Кэтрин встала рядом с сиденьем у окна, приложив большой и указательный пальцы рядом к стеклу, затем повернулась, шагнула к центру гостиной и снова повернулась к Гарри.
– Ты и впрямь собираешься убить Вердераме. – Сейчас у нее уже не было того воинственного, хотя и полусерьезного, вида, какой порой бывал, когда она раздраженно выступала за это. Теперь все было по-настоящему. – Это так?
– Так.
– Тогда и мне надо в этом участвовать.
– Нет, ты не должна в этом участвовать.
– Неправда. Мне надо разделять с тобой риск.
– Мной можно рисковать, – сказал он. – А тобой нет. Какой прок будет во всем этом, если с тобой что-то случится? Ты – это будущее. И я обязан тебя защищать.
– А как насчет того, чтобы мне тебя защищать?
– Скажу как можно проще: если я умру, ты сможешь родить и воспитать нашего ребенка.
– Но я же не беременна.
– Даже после того, чем мы занимались прошлой ночью?
– Ну, может быть.
– Но если погибнешь ты, Кэтрин, умрет все.
– Ты смог бы жениться на ком-нибудь еще.
– Я не хочу жениться на ком-нибудь еще.
– Послушай, – сказала она, – он и за тысячу лет не догадается, что ты за ним охотишься. Если бы он что-то заподозрил, ты бы не успел даже начать: уже был бы мертв.
– Это точно.
– Тогда на начальном этапе, пока он ни о чем не подозревает…
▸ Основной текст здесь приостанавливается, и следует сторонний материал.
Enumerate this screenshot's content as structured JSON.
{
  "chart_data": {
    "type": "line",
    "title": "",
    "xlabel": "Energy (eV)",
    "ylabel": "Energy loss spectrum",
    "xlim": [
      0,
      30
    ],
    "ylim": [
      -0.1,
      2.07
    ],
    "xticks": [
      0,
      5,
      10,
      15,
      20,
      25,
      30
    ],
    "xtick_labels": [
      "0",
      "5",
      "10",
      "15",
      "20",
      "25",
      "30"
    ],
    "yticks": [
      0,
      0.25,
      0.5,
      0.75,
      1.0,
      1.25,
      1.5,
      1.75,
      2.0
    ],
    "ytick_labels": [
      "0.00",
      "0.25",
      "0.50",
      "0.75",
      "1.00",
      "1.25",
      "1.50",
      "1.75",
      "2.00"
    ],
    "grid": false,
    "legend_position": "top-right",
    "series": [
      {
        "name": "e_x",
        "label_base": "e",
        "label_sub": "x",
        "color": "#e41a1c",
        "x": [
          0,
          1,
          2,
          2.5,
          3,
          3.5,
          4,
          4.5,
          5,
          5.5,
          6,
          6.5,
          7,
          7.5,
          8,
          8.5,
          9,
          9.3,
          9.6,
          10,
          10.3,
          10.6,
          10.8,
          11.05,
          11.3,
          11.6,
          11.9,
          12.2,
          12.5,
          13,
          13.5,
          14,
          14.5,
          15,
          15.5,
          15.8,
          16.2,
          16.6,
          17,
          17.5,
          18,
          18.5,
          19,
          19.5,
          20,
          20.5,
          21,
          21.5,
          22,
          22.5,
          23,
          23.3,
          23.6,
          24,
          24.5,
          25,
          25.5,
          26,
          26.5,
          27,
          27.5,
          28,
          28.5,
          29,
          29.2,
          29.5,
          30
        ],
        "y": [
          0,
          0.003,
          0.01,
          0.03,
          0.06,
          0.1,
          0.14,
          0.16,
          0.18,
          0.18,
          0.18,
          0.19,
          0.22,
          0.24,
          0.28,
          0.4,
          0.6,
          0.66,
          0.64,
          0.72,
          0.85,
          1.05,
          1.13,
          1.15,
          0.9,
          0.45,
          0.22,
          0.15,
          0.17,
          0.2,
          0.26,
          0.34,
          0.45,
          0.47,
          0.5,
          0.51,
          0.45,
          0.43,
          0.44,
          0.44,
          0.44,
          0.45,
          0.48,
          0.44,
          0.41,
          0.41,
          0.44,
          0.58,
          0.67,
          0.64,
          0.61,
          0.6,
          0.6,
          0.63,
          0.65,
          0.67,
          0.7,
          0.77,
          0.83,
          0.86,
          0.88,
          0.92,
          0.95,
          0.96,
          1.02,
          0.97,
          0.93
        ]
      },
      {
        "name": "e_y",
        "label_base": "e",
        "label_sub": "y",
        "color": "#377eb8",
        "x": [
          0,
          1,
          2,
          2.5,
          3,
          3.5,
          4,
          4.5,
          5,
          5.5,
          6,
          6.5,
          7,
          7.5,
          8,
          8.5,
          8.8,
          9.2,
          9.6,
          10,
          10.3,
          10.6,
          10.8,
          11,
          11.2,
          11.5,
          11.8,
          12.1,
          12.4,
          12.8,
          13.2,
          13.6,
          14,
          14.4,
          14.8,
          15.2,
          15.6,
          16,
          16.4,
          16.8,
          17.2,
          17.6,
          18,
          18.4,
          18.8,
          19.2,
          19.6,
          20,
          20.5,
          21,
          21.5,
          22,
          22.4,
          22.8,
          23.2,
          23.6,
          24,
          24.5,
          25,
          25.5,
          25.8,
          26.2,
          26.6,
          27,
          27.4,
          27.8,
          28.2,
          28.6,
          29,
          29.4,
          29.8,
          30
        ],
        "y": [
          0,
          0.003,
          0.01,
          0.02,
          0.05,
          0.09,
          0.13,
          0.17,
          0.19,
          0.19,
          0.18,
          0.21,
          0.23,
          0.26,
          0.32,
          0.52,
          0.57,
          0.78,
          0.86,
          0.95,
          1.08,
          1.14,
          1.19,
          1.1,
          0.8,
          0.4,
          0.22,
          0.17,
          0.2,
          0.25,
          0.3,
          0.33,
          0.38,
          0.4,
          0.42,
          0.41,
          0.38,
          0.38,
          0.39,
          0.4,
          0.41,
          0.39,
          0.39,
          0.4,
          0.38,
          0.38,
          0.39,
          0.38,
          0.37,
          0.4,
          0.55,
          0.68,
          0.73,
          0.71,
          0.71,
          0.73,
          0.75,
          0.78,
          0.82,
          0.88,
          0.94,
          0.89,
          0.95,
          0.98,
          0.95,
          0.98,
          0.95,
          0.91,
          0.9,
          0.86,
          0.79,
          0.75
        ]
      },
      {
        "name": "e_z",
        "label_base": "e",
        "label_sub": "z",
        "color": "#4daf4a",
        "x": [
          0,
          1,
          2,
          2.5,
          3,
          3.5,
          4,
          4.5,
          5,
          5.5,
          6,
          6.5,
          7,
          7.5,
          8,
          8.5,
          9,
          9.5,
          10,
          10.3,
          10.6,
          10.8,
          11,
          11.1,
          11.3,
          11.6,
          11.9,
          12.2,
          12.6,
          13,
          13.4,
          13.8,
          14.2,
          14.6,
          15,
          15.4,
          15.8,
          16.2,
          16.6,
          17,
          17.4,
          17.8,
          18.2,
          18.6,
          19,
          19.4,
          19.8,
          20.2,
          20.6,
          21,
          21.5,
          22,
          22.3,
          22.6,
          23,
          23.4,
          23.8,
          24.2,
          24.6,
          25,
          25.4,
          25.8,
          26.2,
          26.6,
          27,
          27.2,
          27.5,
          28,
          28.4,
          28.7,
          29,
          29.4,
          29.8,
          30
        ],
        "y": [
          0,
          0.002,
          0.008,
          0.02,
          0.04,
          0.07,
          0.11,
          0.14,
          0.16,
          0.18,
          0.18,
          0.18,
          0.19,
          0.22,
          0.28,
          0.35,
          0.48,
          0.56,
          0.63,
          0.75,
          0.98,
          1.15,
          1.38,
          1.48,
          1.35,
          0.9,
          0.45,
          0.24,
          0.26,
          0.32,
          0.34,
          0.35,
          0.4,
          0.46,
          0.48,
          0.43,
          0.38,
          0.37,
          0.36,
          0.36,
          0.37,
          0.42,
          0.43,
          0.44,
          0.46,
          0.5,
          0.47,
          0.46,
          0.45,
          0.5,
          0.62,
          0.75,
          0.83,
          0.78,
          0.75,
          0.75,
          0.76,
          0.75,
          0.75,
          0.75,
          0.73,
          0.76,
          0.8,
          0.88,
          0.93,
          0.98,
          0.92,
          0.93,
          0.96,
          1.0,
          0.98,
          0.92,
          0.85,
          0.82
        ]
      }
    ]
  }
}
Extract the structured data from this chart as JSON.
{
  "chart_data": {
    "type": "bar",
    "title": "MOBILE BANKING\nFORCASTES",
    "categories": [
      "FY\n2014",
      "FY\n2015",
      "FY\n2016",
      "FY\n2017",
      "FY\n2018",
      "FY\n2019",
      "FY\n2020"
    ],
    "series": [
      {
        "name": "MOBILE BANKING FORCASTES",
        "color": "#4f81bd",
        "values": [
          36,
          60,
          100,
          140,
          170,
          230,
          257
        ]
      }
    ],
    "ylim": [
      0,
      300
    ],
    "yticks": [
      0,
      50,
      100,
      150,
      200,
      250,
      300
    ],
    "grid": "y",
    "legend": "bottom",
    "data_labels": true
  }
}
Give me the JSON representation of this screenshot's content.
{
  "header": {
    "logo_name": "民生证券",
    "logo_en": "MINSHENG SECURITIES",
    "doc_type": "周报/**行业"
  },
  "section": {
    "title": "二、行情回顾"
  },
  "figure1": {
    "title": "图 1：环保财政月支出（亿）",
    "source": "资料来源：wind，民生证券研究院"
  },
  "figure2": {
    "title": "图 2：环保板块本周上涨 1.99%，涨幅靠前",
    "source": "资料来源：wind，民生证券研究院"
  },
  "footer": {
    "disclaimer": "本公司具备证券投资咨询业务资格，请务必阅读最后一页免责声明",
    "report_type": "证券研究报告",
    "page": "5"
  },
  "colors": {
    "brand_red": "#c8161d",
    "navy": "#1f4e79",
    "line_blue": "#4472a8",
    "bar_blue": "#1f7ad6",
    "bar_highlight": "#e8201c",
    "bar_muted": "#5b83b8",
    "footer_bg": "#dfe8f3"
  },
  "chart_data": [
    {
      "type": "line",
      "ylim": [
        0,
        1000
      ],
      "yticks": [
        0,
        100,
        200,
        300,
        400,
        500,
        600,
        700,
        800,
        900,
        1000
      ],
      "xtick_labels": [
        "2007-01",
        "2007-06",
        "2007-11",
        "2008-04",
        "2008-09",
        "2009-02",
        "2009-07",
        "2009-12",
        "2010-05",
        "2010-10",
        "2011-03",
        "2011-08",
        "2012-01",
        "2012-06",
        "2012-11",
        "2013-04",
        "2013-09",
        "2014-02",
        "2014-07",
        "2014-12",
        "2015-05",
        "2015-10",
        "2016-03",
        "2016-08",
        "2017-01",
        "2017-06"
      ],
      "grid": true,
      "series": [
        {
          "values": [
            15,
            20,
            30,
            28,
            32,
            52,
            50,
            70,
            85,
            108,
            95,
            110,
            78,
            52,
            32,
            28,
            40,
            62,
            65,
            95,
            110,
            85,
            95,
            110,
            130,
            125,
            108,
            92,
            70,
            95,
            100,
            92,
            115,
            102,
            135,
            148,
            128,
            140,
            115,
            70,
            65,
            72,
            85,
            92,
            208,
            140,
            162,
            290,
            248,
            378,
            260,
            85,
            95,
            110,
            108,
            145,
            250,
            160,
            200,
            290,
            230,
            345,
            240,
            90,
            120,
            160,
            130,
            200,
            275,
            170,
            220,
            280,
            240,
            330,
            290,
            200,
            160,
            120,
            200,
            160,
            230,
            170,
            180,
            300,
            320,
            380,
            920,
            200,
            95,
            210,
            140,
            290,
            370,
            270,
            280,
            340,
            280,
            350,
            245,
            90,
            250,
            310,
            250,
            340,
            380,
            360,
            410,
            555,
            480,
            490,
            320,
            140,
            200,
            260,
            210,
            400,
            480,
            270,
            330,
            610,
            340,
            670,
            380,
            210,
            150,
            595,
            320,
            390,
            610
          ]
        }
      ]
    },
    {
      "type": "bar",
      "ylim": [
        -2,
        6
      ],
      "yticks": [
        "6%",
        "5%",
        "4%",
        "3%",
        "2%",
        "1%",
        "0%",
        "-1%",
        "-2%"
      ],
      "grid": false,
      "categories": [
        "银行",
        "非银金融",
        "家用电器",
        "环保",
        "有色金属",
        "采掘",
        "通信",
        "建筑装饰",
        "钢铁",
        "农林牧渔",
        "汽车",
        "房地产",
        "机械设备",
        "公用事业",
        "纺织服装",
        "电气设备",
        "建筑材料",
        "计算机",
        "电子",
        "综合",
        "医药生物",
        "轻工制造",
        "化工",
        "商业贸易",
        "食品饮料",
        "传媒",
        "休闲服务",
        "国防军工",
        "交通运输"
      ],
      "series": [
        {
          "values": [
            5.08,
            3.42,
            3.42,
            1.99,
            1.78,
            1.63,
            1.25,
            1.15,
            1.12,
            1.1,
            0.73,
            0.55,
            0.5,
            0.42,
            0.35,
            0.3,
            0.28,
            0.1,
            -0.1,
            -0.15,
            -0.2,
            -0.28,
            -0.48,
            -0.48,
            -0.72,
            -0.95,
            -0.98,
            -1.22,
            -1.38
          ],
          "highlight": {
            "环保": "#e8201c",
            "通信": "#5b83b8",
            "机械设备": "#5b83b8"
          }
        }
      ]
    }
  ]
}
– Он никогда ничего не заподозрит.
– Тогда позволь уточнить: пока он не может ни о чем подозревать.
– Идет.
– Значит, я могу помочь. Потом я перееду к родителям, пока все не уладится. Ты сам решишь, когда мне надо уехать и когда вернуться, но ты позволишь мне помочь. Ты не единственный, кто может диктовать. Если я не буду рисковать, то стану ничтожеством, как ты сам говорил. Мы все равно когда-нибудь умрем. Если так крепко хвататься за жизнь, как ты мне предлагаешь, то ее можно и задушить. Это одинаково и для богачей, и для бедняков. Мы поклялись. Этот человек убийца. Он убил нашего человека и едва не убил тебя. Он угрожает нашему будущему, а закон ничего не делает. Слушай, я такая же, как и ты.
– Что ты имеешь в виду?
– Я не рождена убегать.
Он понимал, что разговор идет серьезный и становится все более опасным, но она была права. Он спросил, что она может сделать.
– У тебя есть план, или ты его придумаешь. Ты же не собираешься просто ворваться к ним с пушкой наперевес, не так ли?
– Я все организую с хирургической точностью, Кэтрин.
– Тебе понадобится за ними следить.
– Да.
– А кто будет этим заниматься? Ты? Один? Ты не думаешь, что тебя в конце концов заметят?
– Если делать это очень осторожно, долго не заметят.
– Схемы со временем меняются. Мне кажется, долго следить за ними ты не сможешь.
– Конечно, – согласился Гарри, – с тобой шансов попасться было бы вдвое меньше.
– Да нет, гораздо меньше. Я женщина. Я актриса. Я могу говорить на разных диалектах и с разными акцентами, и у меня полные шкафы разной одежды. Я знаю толк в костюмах и гриме. Умею изображать разных людей. Такие, как Вердераме, считают, что женщины годны только для секса…
– Откуда ты знаешь?
– Могу поспорить. По его мнению, дамочка – это не то, о чем следует беспокоиться.
– Но нам ни к чему такие сложности. Все можно сделать гораздо проще.
– Но чего ты уже достиг? Тебе известно, где он живет?